Mas é em “Barreiro” que É Mentira encontra a sua mentira mais eficaz. Apesar de nenhuma das integrantes ser do Barreiro, a cidade transforma-se num território imaginário onde tudo pode coexistir: periferia, ponte, parque industrial e circo — é o “Eu poder realmente ser o que eu quero”, segundo Leonor.
Deste modo, cantar sobre colheres ou sobre cidades que lhes são simultaneamente íntimas e estrangeiras deixa de ser nonsense privado e torna-se numa forma de fabulação absoluta, onde a mentira ganha densidade suficiente para substituir a própria realidade. E, algures entre sonho e memória, permanece a história de uma bateria que fugia sempre que a Beatriz se preparava para lhe tocar.
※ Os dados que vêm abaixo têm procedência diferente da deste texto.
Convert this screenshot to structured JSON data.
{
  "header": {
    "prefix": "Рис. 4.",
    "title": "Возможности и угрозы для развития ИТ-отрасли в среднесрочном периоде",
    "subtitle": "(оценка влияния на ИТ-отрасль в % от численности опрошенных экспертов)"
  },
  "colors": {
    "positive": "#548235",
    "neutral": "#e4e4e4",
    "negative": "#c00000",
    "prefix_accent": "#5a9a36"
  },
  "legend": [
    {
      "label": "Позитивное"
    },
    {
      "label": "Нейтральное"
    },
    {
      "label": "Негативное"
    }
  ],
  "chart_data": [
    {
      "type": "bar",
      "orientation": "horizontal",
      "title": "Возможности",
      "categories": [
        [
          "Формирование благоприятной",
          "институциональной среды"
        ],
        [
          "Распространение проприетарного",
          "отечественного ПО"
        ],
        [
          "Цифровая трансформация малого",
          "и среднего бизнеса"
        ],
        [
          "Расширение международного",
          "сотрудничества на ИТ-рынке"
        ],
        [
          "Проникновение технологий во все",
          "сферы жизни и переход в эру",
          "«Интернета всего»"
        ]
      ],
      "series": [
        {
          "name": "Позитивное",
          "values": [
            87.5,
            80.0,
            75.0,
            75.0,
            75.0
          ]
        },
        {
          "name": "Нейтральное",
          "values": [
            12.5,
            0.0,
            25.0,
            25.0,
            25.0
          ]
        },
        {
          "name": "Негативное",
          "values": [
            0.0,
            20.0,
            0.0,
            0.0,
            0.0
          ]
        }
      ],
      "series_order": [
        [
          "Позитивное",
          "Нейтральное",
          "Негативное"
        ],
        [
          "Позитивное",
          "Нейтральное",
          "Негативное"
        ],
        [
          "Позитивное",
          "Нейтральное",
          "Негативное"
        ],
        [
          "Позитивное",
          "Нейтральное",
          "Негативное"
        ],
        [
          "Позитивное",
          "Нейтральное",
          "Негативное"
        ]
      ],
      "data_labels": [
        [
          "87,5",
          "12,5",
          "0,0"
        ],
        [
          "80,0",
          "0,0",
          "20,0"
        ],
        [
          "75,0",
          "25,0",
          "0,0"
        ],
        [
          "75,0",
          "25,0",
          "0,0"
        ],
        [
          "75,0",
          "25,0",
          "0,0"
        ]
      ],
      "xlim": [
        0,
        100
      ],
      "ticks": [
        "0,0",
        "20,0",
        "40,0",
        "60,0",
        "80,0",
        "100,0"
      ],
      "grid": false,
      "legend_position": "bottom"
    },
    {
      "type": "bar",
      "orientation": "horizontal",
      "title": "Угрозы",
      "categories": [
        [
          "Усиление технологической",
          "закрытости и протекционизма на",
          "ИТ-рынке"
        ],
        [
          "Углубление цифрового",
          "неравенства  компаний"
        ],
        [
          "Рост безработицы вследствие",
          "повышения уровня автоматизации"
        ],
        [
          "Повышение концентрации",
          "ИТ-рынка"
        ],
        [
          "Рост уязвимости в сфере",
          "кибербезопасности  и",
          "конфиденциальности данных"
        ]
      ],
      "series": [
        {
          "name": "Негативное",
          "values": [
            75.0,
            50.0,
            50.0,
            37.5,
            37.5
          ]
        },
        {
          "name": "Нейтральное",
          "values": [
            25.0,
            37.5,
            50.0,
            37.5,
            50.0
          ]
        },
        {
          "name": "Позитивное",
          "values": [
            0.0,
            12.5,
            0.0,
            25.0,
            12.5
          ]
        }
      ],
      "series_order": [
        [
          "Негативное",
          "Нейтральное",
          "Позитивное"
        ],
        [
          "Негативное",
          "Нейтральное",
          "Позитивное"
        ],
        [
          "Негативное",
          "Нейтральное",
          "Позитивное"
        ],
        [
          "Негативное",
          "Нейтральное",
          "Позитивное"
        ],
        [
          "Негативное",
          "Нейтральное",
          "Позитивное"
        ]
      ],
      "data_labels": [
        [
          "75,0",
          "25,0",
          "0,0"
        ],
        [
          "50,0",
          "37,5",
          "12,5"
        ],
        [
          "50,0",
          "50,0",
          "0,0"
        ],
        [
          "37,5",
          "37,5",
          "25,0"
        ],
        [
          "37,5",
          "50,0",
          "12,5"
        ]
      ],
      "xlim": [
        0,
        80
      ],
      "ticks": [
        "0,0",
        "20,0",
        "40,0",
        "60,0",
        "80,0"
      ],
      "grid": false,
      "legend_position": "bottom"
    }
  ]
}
O "Ganda Step-Up": Do Teaser à Ordem do Banjo

O que ouvimos até agora é apenas um “teaser”; elas garantem com o sorriso de quem já tem dados do futuro, que “ainda nem saiu o trailer”. Esse está a ser cozinhado num behind the scenes oximórico onde a anarquia do sótão tenta conviver com a estrutura de um Google Calendar e tabelas de Excel. Este processo, que descrevem como o “ganda step-up”,
promete ser uma metamorfose de Pokémon onde a experimentação não terá teto. Com a mente aberta, estão prontas para entregar o que o instinto ditar: seja cool jazz, rock psicadélico ou até uma sonoridade pimba, com a introdução planeada de sintetizadores e, surpreendentemente, de um banjo.
No palco, a barreira entre o ídolo e o fã dissolve-se numa postura puramente riot: “Nós não estamos no palco. Estamos lá com o público, no público”. É também nesse espaço que a mentira continua a expandir-se: em “Heroína”, por exemplo, a conversa semi-improvisada da versão de estúdio nunca regressa da mesma forma, desviando-se em novas frases ou interrupções, como se cada concerto redistribuísse novamente as cartas do disco. Talvez por isso tocar, para elas, seja um ato de levitação e força animal: “Eu sinto-me como um pássaro e eu estou a voar… é andar a cavalo, galopar”.
Este circo itinerante de amizade e espontaneidade já tem o seu roteiro de galope traçado para arrebentar com tudo. A próxima paragem passa por Leiria, a 6 de junho no festival A Porta, pela Glória do Ribatejo, a 19 de junho no festival Glória ao Rock, e por Lisboa, com dois DJ sets durante o mês de julho. Instagram, Bandcamp, Spotify e YouTube permanecem como pequenas portas de entrada para este circuito de "verdades mentirosas" — três amigas prontas para fazer a roda no meio do mosh ou tocar com uma mão só, enquanto ignoram as expectativas alheias. Porque se há coisa que é verdade para as Lesma, é: “a música é nossa, nós fazemos o que quisermos”.